The author garnered his material through observations, casual conversations and interviews with staff at the Regional Medical Center in Memphis, Tennessee. (Their words were evidently tape-recorded, for quoted conversations make up a large portion of the text.) Balfour focuses on the life, careers and, most of all, the daily work of nurses in an assortment of areas: AIDS, neonatal, and burn units; anesthesia; trauma; OR; and obstetrics. He covers nurses who fly with emergency helicopters, the hospital’s chief nursing officer, and the vice president of patient services. All his featured nurses are female, but he makes it clear that the profession is attracting men in increasing numbers.

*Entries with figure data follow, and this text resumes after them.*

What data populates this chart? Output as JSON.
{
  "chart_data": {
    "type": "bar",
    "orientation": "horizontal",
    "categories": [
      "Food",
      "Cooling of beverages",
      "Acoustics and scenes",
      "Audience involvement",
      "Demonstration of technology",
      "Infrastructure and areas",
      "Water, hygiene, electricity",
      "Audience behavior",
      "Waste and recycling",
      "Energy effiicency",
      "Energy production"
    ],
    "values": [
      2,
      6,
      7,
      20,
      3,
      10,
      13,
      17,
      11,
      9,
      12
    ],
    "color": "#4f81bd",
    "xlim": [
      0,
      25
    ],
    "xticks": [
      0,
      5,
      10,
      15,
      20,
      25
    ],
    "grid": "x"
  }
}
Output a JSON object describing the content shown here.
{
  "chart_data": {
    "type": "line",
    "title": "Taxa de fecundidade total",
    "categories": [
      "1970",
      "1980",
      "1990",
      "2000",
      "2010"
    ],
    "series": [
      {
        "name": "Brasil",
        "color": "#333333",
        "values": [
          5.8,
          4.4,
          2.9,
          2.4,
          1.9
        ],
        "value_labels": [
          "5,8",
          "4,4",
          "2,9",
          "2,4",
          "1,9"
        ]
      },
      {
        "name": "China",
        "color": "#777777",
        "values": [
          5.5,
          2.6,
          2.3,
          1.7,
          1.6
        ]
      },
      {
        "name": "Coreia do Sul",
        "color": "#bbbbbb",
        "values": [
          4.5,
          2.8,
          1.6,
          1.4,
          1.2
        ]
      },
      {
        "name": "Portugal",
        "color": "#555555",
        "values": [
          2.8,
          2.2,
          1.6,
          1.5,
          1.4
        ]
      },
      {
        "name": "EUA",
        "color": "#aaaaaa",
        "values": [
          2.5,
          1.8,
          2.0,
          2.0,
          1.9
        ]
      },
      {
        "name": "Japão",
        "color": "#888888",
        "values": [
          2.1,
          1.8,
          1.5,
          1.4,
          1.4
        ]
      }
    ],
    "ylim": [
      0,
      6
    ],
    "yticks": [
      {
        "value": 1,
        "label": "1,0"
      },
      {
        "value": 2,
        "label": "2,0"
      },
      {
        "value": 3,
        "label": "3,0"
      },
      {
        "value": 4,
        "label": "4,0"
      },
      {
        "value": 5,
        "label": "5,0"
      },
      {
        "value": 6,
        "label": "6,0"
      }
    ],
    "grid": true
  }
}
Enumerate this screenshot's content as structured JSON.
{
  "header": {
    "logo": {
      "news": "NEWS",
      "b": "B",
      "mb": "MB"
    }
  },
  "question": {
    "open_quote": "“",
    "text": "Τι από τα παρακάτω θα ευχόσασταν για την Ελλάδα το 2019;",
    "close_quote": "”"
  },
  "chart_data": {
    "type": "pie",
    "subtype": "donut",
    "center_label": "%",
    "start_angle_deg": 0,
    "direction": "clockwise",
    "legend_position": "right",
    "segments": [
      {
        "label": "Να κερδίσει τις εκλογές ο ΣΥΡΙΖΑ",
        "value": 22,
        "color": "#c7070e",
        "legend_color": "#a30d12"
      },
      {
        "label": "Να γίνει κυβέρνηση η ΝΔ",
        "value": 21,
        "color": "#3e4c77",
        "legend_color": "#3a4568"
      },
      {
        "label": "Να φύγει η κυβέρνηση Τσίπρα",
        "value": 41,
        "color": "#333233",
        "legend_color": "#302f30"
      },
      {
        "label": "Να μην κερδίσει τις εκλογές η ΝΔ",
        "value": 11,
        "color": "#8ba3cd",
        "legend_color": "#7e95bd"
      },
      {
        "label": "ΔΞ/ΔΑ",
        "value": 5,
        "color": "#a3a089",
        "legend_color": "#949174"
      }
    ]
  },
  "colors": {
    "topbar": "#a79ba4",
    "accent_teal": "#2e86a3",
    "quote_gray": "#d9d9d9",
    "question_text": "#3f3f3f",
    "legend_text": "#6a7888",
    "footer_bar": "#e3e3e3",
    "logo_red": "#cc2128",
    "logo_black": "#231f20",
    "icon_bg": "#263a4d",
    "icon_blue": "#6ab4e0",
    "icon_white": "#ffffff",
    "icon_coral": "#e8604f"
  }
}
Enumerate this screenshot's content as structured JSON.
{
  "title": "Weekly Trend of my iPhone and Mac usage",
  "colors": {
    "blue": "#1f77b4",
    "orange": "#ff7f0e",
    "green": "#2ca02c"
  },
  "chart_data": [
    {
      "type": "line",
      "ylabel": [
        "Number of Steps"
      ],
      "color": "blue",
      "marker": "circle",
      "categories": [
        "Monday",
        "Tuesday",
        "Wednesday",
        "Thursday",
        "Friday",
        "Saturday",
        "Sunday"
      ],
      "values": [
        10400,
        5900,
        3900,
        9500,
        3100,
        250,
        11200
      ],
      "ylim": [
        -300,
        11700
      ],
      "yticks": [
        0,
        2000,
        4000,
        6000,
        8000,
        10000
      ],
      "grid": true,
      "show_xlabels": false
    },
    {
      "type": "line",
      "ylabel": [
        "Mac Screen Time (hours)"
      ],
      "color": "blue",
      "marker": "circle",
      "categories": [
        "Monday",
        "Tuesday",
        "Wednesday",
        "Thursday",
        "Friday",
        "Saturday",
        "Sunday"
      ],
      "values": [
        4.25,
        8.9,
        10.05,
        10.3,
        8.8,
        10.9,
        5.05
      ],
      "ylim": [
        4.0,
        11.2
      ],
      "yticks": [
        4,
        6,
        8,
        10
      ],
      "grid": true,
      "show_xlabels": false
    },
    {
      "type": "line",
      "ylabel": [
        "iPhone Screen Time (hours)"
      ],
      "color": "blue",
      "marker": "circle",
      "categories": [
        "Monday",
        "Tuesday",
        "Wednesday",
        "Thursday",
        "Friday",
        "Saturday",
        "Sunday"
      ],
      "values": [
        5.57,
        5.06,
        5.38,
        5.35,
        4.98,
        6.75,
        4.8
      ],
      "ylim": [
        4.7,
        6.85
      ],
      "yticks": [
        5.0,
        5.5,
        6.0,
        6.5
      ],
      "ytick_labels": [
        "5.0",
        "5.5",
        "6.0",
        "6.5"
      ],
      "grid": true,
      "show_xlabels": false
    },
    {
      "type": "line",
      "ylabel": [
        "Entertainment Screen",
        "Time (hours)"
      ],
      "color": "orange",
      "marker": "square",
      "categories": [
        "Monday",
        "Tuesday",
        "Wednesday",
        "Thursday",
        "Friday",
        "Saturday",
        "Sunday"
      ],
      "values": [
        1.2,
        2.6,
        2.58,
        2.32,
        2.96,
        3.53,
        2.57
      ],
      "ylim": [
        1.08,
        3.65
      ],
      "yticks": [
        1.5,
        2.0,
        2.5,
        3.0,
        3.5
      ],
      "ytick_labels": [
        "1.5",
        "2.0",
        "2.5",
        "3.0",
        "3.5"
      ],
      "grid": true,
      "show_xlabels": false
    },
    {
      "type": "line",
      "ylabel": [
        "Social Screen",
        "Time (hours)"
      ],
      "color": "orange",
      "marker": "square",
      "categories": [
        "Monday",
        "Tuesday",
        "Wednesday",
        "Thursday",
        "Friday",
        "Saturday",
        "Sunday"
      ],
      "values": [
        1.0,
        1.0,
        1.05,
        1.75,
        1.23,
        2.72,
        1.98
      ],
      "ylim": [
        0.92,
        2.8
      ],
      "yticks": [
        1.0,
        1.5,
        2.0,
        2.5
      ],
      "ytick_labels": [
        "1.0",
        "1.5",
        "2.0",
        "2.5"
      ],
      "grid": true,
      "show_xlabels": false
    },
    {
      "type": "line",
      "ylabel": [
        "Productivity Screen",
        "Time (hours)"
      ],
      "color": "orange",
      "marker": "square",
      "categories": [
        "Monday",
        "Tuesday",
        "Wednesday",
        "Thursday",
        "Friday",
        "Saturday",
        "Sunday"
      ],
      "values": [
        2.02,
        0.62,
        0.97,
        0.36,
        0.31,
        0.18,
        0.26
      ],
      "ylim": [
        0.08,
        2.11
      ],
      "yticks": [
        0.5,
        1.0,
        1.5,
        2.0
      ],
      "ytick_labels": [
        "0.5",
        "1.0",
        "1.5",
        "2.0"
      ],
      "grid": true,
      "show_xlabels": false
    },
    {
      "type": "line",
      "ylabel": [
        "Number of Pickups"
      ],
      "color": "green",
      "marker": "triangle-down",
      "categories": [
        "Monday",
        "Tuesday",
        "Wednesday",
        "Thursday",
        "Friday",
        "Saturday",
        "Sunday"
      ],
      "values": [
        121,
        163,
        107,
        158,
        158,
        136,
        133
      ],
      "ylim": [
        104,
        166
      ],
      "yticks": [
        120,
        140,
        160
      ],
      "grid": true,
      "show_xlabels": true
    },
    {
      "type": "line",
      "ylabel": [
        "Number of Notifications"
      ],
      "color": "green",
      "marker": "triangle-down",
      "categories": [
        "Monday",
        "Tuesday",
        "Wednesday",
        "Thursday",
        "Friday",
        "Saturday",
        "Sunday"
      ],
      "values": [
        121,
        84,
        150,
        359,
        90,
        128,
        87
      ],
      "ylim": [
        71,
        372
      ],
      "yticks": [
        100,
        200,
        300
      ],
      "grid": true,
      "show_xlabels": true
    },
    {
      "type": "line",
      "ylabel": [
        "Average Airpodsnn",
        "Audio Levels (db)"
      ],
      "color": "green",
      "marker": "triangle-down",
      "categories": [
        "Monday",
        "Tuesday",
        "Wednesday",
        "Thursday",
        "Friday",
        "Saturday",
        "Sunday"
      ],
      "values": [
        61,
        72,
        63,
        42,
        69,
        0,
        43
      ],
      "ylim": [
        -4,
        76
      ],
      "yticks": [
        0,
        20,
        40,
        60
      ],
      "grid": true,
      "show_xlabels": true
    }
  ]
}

Salaries for those with advanced training, such as nurse practitioners and nurse anesthetists, are quite good, in some instances around $100,000 a year, and even for those without special expertise, money does not seem to be an issue. Balfour’s nurses appear more concerned about being spread too thin and not having the resources to do their jobs well. Conversations with administrators reveal that every year there is a budget crisis, and every year brings threats of closure for the hospital, whose patients are mostly uninsured, unemployed and uneducated. “Self-pay,” he learns, generally means “no-pay,” raising the question of whose responsibility it is to pay for those who cannot. During Balfour’s year at the hospital, he became a familiar figure to the nurses, who openly shared with him their feelings about patients under their care. Expressing genuine concern for their charges’ physical well-being combined with impatience over their behaviors and dismay at their attitudes, nurses’ comments trace a dreary landscape of the inner city served by the hospital. By contrast, the author’s depiction of the nurses is unfailingly glowing.
A thin piece that too often reads like a press release.